Challenges for real-world implementation
Despite this progress, important challenges remain before these approaches can be fully integrated into routine clinical practice. Ensuring data harmonization across institutions and platforms is essential to enable meaningful comparisons and robust analyses. At the same time, AI-driven models must undergo rigorous validation to confirm their reliability and generalizability. Equally important is the need for clinical adoption, which requires integrating these tools into existing workflows in a way that is both practical and acceptable for healthcare professionals. Addressing these challenges will be critical to unlocking the full potential of precision oncology.
Beyond treatment selection, digital innovations are also transforming patient follow-up. Mobile health technologies are emerging as valuable tools to monitor patients, manage side effects, and improve quality of life after treatment. In this context, they offer new opportunities to strengthen survivorship care, an increasingly important aspect of oncology as patient outcomes continue to improve.
About Dr. Stefano Cavalieri
Dr. Stefano Cavalieri is a medical oncologist in the Head and Neck Medical Oncology Department at INT in Milan and a tenure-track researcher at the University of Milan.
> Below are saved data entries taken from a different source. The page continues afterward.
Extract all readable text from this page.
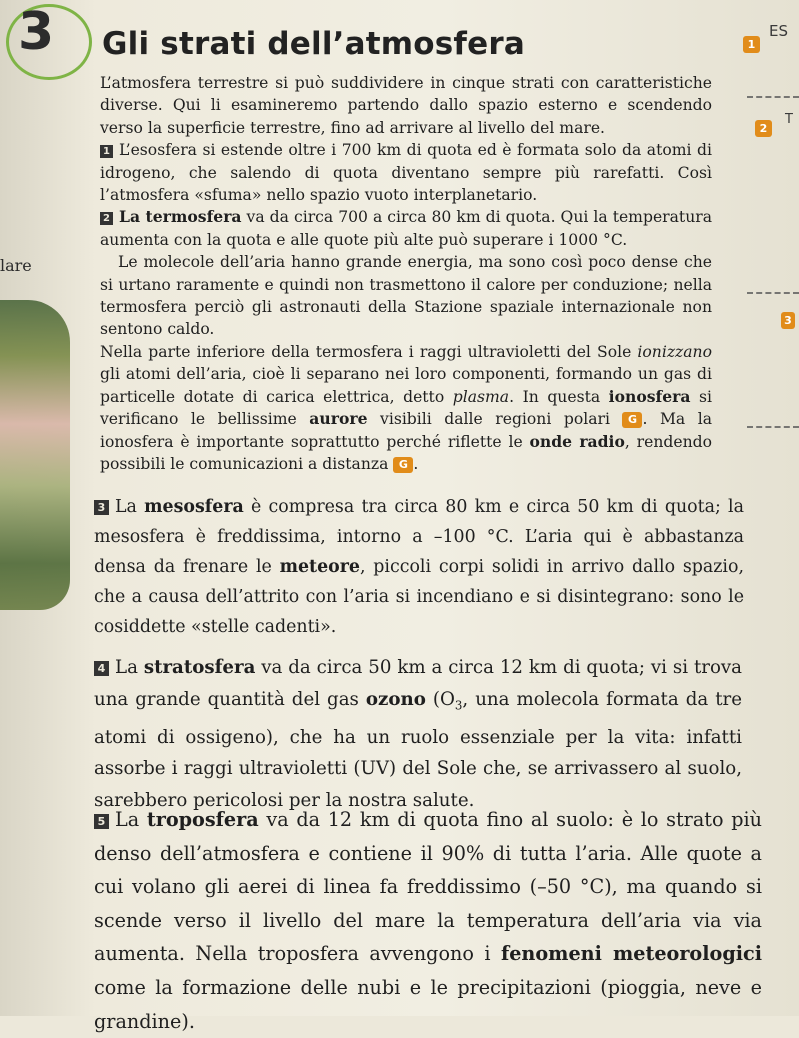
lare
3 Gli strati dell’atmosfera	1
ES
2
T
3

L’atmosfera terrestre si può suddividere in cinque strati con caratteristiche diverse. Qui li esamineremo partendo dallo spazio esterno e scendendo verso la superficie terrestre, fino ad arrivare al livello del mare.

1 L’esosfera si estende oltre i 700 km di quota ed è formata solo da atomi di idrogeno, che salendo di quota diventano sempre più rarefatti. Così l’atmosfera «sfuma» nello spazio vuoto interplanetario.

2 La termosfera va da circa 700 a circa 80 km di quota. Qui la temperatura aumenta con la quota e alle quote più alte può superare i 1000 °C.

Le molecole dell’aria hanno grande energia, ma sono così poco dense che si urtano raramente e quindi non trasmettono il calore per conduzione; nella termosfera perciò gli astronauti della Stazione spaziale internazionale non sentono caldo.

Nella parte inferiore della termosfera i raggi ultravioletti del Sole ionizzano gli atomi dell’aria, cioè li separano nei loro componenti, formando un gas di particelle dotate di carica elettrica, detto plasma. In questa ionosfera si verificano le bellissime aurore visibili dalle regioni polari G . Ma la ionosfera è importante soprattutto perché riflette le onde radio, rendendo possibili le comunicazioni a distanza G .

3 La mesosfera è compresa tra circa 80 km e circa 50 km di quota; la mesosfera è freddissima, intorno a –100 °C. L’aria qui è abbastanza densa da frenare le meteore, piccoli corpi solidi in arrivo dallo spazio, che a causa dell’attrito con l’aria si incendiano e si disintegrano: sono le cosiddette «stelle cadenti».

4 La stratosfera va da circa 50 km a circa 12 km di quota; vi si trova una grande quantità del gas ozono ($O_3$, una molecola formata da tre atomi di ossigeno), che ha un ruolo essenziale per la vita: infatti assorbe i raggi ultravioletti (UV) del Sole che, se arrivassero al suolo, sarebbero pericolosi per la nostra salute.

5 La troposfera va da 12 km di quota fino al suolo: è lo strato più denso dell’atmosfera e contiene il 90% di tutta l’aria. Alle quote a cui volano gli aerei di linea fa freddissimo (–50 °C), ma quando si scende verso il livello del mare la temperatura dell’aria via via aumenta. Nella troposfera avvengono i fenomeni meteorologici come la formazione delle nubi e le precipitazioni (pioggia, neve e grandine).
His clinical and research work focuses on head and neck and non-melanoma skin cancers, with particular interest in multi-omics integration, radiomics, and artificial intelligence to improve prognostic stratification and guide treatment decisions.
He has contributed to several national and international initiatives on big data–driven decision support systems and digital health in oncology, authored more than 100 peer-reviewed publications, and is actively involved in collaborative research networks in the field.
Consulted sources:
- Cavalieri S, De Cecco L, Monzani D, Mehanna H, Ferrarotto R, Simon C, Haddad R, Saintigny P, Le Tourneau C, Licitra L. Integrating transcriptomic data and artificial intelligence to personalize curative treatments for head and neck cancer patients. NPJ Precis Oncol. 2026 Mar 14. doi: 10.1038/s41698-026-01369-2. Online ahead of print. PMID: 41832233
- Wolde T, Bhardwaj V, Pandey V. Current Bioinformatics Tools in Precision Oncology. MedComm (2020). 2025 Jul 9;6(7):e70243. doi: 10.1002/mco2.70243. PMID: 40636286; PMCID: PMC12238682.